Nato reassures Poland, Baltic states on Russia threat

Met dank overgenomen van EUobserver (EUOBSERVER) i, gepubliceerd op dinsdag 4 maart 2014, 19:09.
Auteur: Andrew Rettman

BRUSSELS - Nato head Anders Fogh Rasmussen has voiced sympathy for Polish and Baltic states’ fears of Russia’s aggressive posture in Ukraine and beyond.

“These developments [Russia’s occupation of Ukraine’s Crimea peninsula] present serious implications for the security and stability of the Euro‑Atlantic area,” he told press in Brussels on Tuesday (4 March).

“Allies stand together in the spirit of strong solidarity in this grave crisis. We undertake to pursue and intensify our rigorous and on-going assessment of the implications of this crisis for alliance security.”

He spoke after Poland, in concert with Lithuania, called a meeting of Nato ambassadors citing article 4 of the Nato treaty on emergency “consultations” if a Nato member feels threatened.

It is just the fourth time in the alliance’s 55-year history that an article 4 meeting has taken place: Turkey called one on Iraq in 2003 and two on Syria in 2012.
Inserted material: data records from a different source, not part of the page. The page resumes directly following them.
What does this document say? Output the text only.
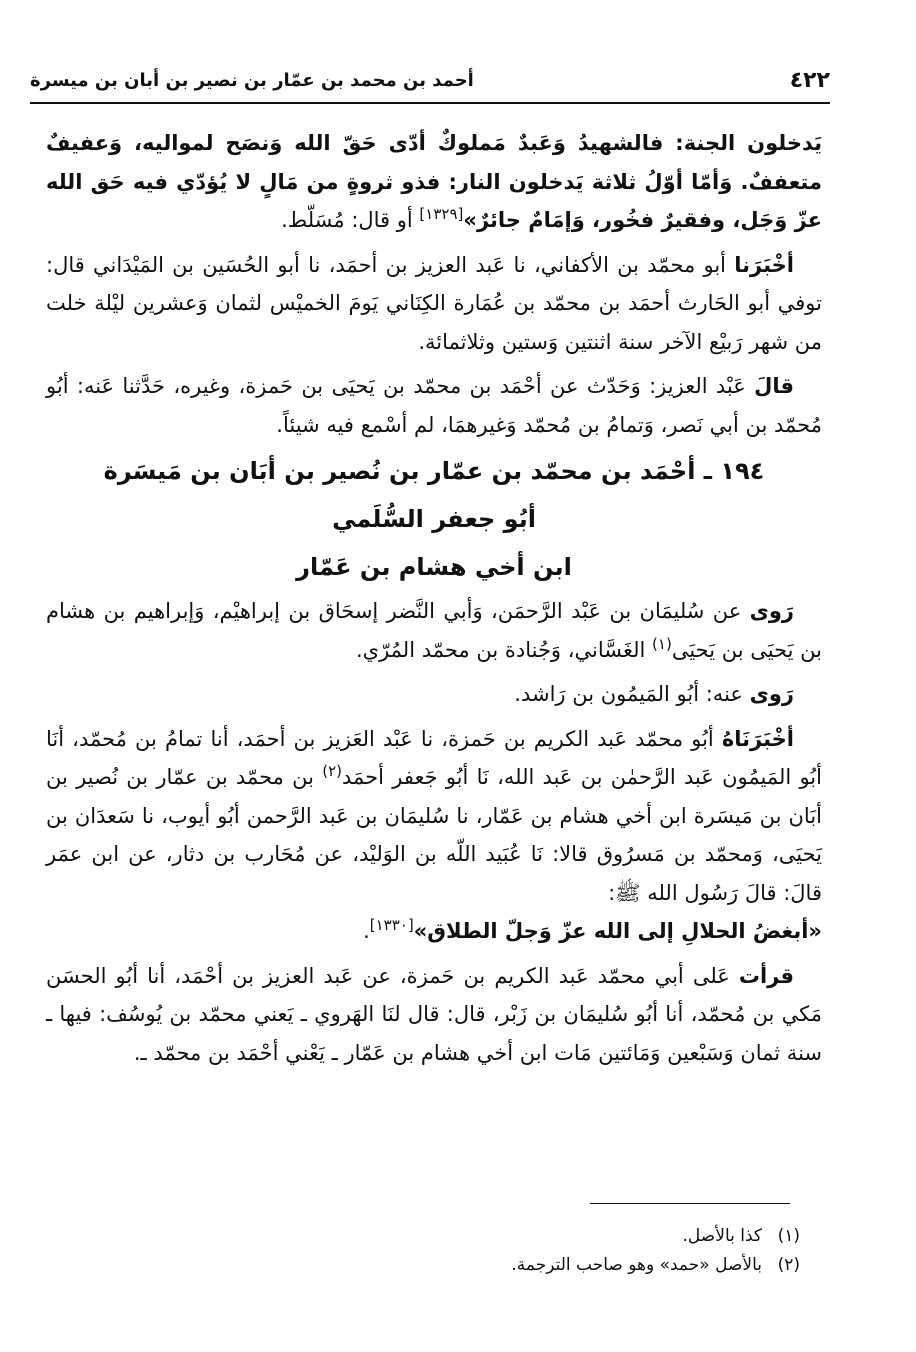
٤٢٢
أحمد بن محمد بن عمّار بن نصير بن أبان بن ميسرة

يَدخلون الجنة: فالشهيدُ وَعَبدٌ مَملوكٌ أدّى حَقّ الله وَنصَح لمواليه، وَعفيفٌ متعففٌ. وَأمّا أوّلُ ثلاثة يَدخلون النار: فذو ثروةٍ من مَالٍ لا يُؤدّي فيه حَق الله عزّ وَجَل، وفقيرٌ فخُور، وَإمَامٌ جائرٌ»[١٣٢٩] أو قال: مُسَلّط.

أخْبَرَنا أبو محمّد بن الأكفاني، نا عَبد العزيز بن أحمَد، نا أبو الحُسَين بن المَيْدَاني قال: توفي أبو الحَارث أحمَد بن محمّد بن عُمَارة الكِنَاني يَومَ الخميْس لثمان وَعشرين ليْلة خلت من شهر رَبيْع الآخر سنة اثنتين وَستين وثلاثمائة.

قالَ عَبْد العزيز: وَحَدّث عن أحْمَد بن محمّد بن يَحيَى بن حَمزة، وغيره، حَدَّثنا عَنه: أبُو مُحمّد بن أبي نَصر، وَتمامُ بن مُحمّد وَغيرهمَا، لم أسْمع فيه شيئاً.

١٩٤ ـ أحْمَد بن محمّد بن عمّار بن نُصير بن أبَان بن مَيسَرة

أبُو جعفر السُّلَمي

ابن أخي هشام بن عَمّار

رَوى عن سُليمَان بن عَبْد الرَّحمَن، وَأبي النَّضر إسحَاق بن إبراهيْم، وَإبراهيم بن هشام بن يَحيَى بن يَحيَى$^{(١)}$ الغَسَّاني، وَجُنادة بن محمّد المُرّي.

رَوى عنه: أبُو المَيمُون بن رَاشد.

أخْبَرَنَاهُ أبُو محمّد عَبد الكريم بن حَمزة، نا عَبْد العَزيز بن أحمَد، أنا تمامُ بن مُحمّد، أنَا أبُو المَيمُون عَبد الرَّحمٰن بن عَبد الله، نَا أبُو جَعفر أحمَد$^{(٢)}$ بن محمّد بن عمّار بن نُصير بن أبَان بن مَيسَرة ابن أخي هشام بن عَمّار، نا سُليمَان بن عَبد الرَّحمن أبُو أيوب، نا سَعدَان بن يَحيَى، وَمحمّد بن مَسرُوق قالا: نَا عُبَيد اللّه بن الوَليْد، عن مُحَارب بن دثار، عن ابن عمَر قالَ: قالَ رَسُول الله ﷺ:
«أبغضُ الحلالِ إلى الله عزّ وَجلّ الطلاق»[١٣٣٠].

قرأت عَلى أبي محمّد عَبد الكريم بن حَمزة، عن عَبد العزيز بن أحْمَد، أنا أبُو الحسَن مَكي بن مُحمّد، أنا أبُو سُليمَان بن زَبْر، قال: قال لنَا الهَروي ـ يَعني محمّد بن يُوسُف: فيها ـ سنة ثمان وَسَبْعين وَمَائتين مَات ابن أخي هشام بن عَمّار ـ يَعْني أحْمَد بن محمّد ـ.

(١)كذا بالأصل.

(٢)بالأصل «حمد» وهو صاحب الترجمة.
“If you look at the map, Ukraine borders four Nato allies, so the situation in Ukraine is of direct importance: What we are seeing is increasing instability in our neighbourhood, so this meeting is important and timely,” a Nato official said.

Poland invoked article 4 after Russia, over the past 10 days, poured thousands of troops into Crimea and authorised deployment in the rest of Ukraine.
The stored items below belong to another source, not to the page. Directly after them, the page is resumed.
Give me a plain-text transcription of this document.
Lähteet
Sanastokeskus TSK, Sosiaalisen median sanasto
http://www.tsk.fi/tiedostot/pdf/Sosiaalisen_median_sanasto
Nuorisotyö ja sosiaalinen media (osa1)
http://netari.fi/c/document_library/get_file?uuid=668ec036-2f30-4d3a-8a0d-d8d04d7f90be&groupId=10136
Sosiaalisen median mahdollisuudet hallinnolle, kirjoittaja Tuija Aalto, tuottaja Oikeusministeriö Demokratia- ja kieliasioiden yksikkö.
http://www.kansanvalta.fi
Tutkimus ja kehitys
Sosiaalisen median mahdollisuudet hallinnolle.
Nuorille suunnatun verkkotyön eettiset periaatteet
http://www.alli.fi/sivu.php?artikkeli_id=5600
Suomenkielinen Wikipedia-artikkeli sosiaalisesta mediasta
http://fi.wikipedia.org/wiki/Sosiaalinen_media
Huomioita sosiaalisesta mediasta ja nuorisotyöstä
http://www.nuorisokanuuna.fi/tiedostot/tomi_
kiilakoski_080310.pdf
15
Russian leader Vladimir Putin earlier on Tuesday said he reserves the right to use "all means" to protect ethnic Russians in Ukraine, while Russian soldiers fired shots over the heads of unarmed Ukrainian soldiers in an incident in Crimea's Belbek air base.

Nato’s easterly members are also worried about Russia’s recent live-fire drill in its Western District, which covers the Baltic Sea, involving 3,500 servicemen and 450 tanks, planes, and ships.
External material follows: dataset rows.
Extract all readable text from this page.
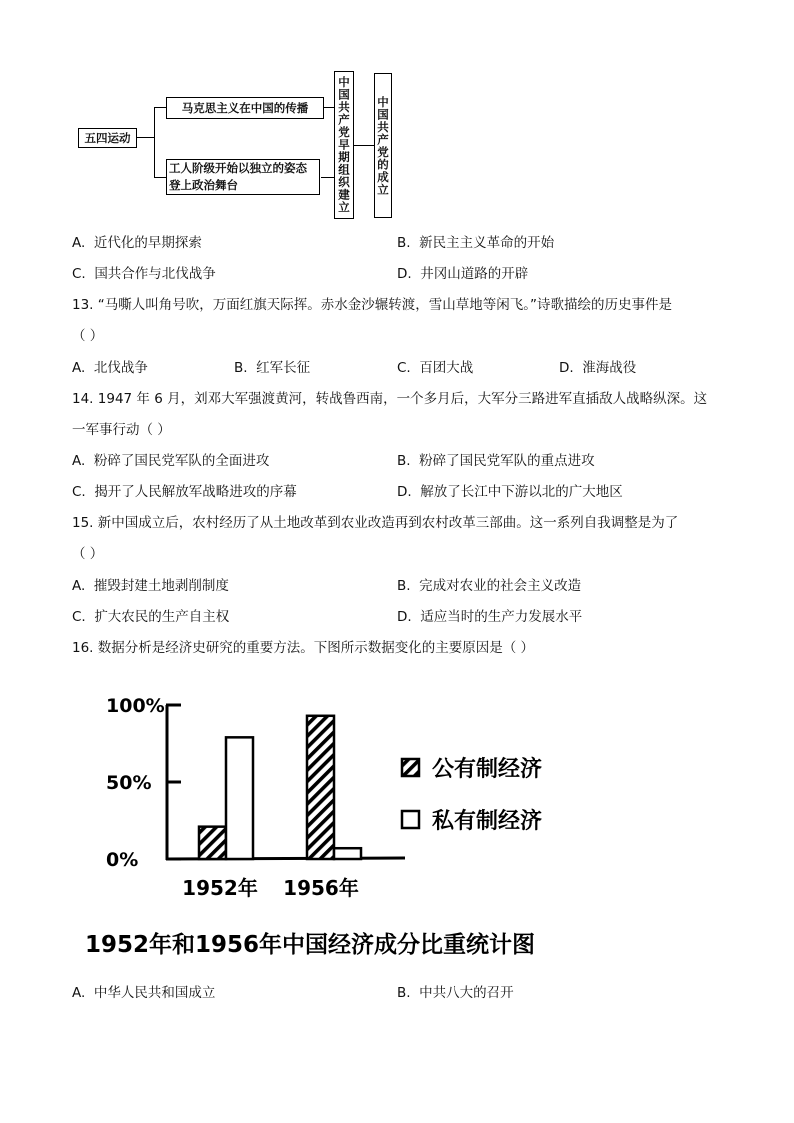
五四运动
马克思主义在中国的传播
工人阶级开始以独立的姿态登上政治舞台	中国共产党早期组织建立 中国共产党的成立
A. 近代化的早期探索	B. 新民主主义革命的开始
C. 国共合作与北伐战争	D. 井冈山道路的开辟
13. “马嘶人叫角号吹，万面红旗天际挥。赤水金沙辗转渡，雪山草地等闲飞。”诗歌描绘的历史事件是
（ ）
A. 北伐战争	B. 红军长征	C. 百团大战	D. 淮海战役
14. 1947 年 6 月，刘邓大军强渡黄河，转战鲁西南，一个多月后，大军分三路进军直插敌人战略纵深。这
一军事行动（ ）
A. 粉碎了国民党军队的全面进攻	B. 粉碎了国民党军队的重点进攻
C. 揭开了人民解放军战略进攻的序幕	D. 解放了长江中下游以北的广大地区
15. 新中国成立后，农村经历了从土地改革到农业改造再到农村改革三部曲。这一系列自我调整是为了
（ ）
A. 摧毁封建土地剥削制度	B. 完成对农业的社会主义改造
C. 扩大农民的生产自主权	D. 适应当时的生产力发展水平
16. 数据分析是经济史研究的重要方法。下图所示数据变化的主要原因是（ ）
100%
50%
0%
1952年 1956年
公有制经济
私有制经济
1952年和1956年中国经济成分比重统计图
A. 中华人民共和国成立	B. 中共八大的召开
“We have exercises going on on our border about which we were not informed beforehand, according to all international norms. At the same time, we have Russian military units moving inside Russia toward Ukraine, which means toward Nato borders,” a government aide in one former Iron Curtain Nato member told EUobserver.

“This meeting was a show of solidarity by Nato,” the contact said.

For his part, Eerik Kross, Estonia’s former intelligence chief, told this website: “If you look at the broader strategic picture, we are seeing the biggest military pile up behind our borders in 20 years.”

He noted that Baltic states have Russian minorities which could be used as a casus belli as in Georgia in 2008 and now Ukraine.

“In my analysis, Putin is sending the message to Nato: ‘If you bother us on Ukraine, you might have a problem with these little Nato allies in the north, so think hard if you really want to use article 5’,” he added, referring to the Nato treaty’s mutual defence clause.

With the value of Russian shares and the Russian ruble tumbling on fear of conflict, Kross said financial markets will not give Putin pause for thought.

“The maths is easy. If getting Crimea wipes €100 billion off the Russian stock exchange, Crimea is still cheap at the price,” the Estonian politician noted.

Nato ambassadors will on Wednesday also brief EU states’ ambassadors on the Political and Security Committee and hold separate meetings with Russian and Ukrainian envoys.

Strategic issues aside, Putin in his press conference on Tuesday gave an insight into one reason for his actions.

He noted that former Ukrainian leader Viktor Yanukovych, his ally, had on 21 February effectively abdicated by agreeing to hold early elections, but anti-government protesters forced him to flee the next day.

“What was the purpose of all those illegal, unconstitutional actions? … Did they wish to humiliate someone and show their power? I think these actions are absolutely foolish. The result is the absolute opposite of what they expected, because their actions have significantly destabilised the east and southeast of Ukraine,” the Russian leader said.

Writing in the British daily, The Independent, earlier this week, Rodric Braithwaite, the UK’s ambassador to Russia from 1988 to 1992, noted that Yanukovych’s fall first and foremost “humiliated” Putin.

“His [Yanukovych’s] forceful ejection at the height of the Winter Olympics in Sochi, intended to showcase a modern and powerful Russia, was a humiliation for Putin and an unintended consequence of his intrigues. He is a vindictive man who will want revenge,” Braithwaite said.